Lending Libraries are springing up in every town. You can lend tools, gardening equipment, kitchen supplies, sports equipment and just about everything else. When you borrow single-use items, you save money and reduce your impact on the environment.
Your Trash could be Treasure
Decluttering means you get rid of all those things you don’t really need. Of course, you won’t throw it in the landfill, instead you can use sites like Craigslist and Kijiji to find buyers or have a yard sale. By keeping items from the landfill, you’re making money and saving the planet.
If you don’t want to sell your old items, consider donating them to charity. You do a good deed for the environment by keeping things out of the landfill and reusing valuable resources, you help the charity of your choice and you can get a tax rebate in some cases.
When your home is decluttered, it’s easier to find things.
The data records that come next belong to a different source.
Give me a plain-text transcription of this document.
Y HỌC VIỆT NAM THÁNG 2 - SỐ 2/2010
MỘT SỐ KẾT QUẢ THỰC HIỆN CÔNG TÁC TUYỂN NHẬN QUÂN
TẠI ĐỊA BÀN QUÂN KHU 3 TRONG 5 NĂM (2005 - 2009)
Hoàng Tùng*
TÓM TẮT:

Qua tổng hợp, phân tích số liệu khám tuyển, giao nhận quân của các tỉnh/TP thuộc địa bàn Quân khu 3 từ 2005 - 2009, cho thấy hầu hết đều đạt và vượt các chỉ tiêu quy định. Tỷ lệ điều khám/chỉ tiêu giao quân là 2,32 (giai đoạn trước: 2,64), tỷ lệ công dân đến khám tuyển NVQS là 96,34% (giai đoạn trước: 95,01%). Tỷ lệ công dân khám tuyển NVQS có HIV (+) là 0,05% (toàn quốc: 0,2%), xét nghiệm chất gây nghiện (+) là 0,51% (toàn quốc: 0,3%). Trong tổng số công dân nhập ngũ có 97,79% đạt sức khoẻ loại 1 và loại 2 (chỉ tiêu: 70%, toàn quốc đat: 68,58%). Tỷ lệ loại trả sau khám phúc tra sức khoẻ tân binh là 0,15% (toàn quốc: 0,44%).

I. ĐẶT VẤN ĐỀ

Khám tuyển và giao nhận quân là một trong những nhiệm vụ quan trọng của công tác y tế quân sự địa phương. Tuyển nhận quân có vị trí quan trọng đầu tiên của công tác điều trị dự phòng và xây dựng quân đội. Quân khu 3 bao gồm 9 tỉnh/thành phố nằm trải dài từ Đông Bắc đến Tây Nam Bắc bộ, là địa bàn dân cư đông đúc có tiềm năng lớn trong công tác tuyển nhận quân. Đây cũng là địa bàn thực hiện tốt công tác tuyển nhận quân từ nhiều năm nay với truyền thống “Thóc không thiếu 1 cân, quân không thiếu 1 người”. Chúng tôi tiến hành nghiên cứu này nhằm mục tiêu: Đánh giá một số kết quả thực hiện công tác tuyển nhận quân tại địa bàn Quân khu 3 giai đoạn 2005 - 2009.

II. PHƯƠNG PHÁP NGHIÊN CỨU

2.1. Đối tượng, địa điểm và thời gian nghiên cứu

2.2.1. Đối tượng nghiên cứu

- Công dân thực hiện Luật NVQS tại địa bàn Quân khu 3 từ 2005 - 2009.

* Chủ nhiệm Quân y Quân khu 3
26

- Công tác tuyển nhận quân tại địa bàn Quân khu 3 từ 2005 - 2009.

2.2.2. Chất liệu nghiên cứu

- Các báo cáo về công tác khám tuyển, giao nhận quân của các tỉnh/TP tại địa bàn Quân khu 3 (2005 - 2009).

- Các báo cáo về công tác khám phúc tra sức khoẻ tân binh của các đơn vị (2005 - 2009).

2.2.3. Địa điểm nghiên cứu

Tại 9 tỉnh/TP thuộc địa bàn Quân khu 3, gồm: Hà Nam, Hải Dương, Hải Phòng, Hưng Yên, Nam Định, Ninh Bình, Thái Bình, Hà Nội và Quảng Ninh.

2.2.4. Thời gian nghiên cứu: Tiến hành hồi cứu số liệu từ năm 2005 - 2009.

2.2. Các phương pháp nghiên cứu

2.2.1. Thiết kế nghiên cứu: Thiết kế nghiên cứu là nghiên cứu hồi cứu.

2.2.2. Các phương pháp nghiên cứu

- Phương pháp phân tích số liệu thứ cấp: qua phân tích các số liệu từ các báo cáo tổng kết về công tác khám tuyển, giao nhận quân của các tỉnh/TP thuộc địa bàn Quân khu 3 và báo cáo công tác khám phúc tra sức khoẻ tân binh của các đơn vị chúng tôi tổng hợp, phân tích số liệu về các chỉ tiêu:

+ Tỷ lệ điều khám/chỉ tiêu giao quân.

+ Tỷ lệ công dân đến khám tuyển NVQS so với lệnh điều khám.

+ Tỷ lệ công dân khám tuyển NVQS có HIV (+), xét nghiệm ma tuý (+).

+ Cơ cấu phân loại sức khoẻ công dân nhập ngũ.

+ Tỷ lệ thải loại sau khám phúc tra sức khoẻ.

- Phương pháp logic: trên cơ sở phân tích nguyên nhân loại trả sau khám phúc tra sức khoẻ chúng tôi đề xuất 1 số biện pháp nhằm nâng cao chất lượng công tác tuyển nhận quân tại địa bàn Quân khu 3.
According to the National Association of Professional Organizers, the average person spends a year of their life looking for missing items. When surveyed by Harris Interactive, 23% of participants said they had not paid a bill because they couldn’t find it. Late payments incur overdue feels and, in some cases, may affect your credit rating.
If you have items that can’t be reused, be sure to recycle them. Dispose of dangerous items and batteries in the Orange Drop bins, used paint, solvents, flammables, pesticides and fertilizers can be taken care of by the Regeneration Program and Recycle my Electronics will take care of your e-waste.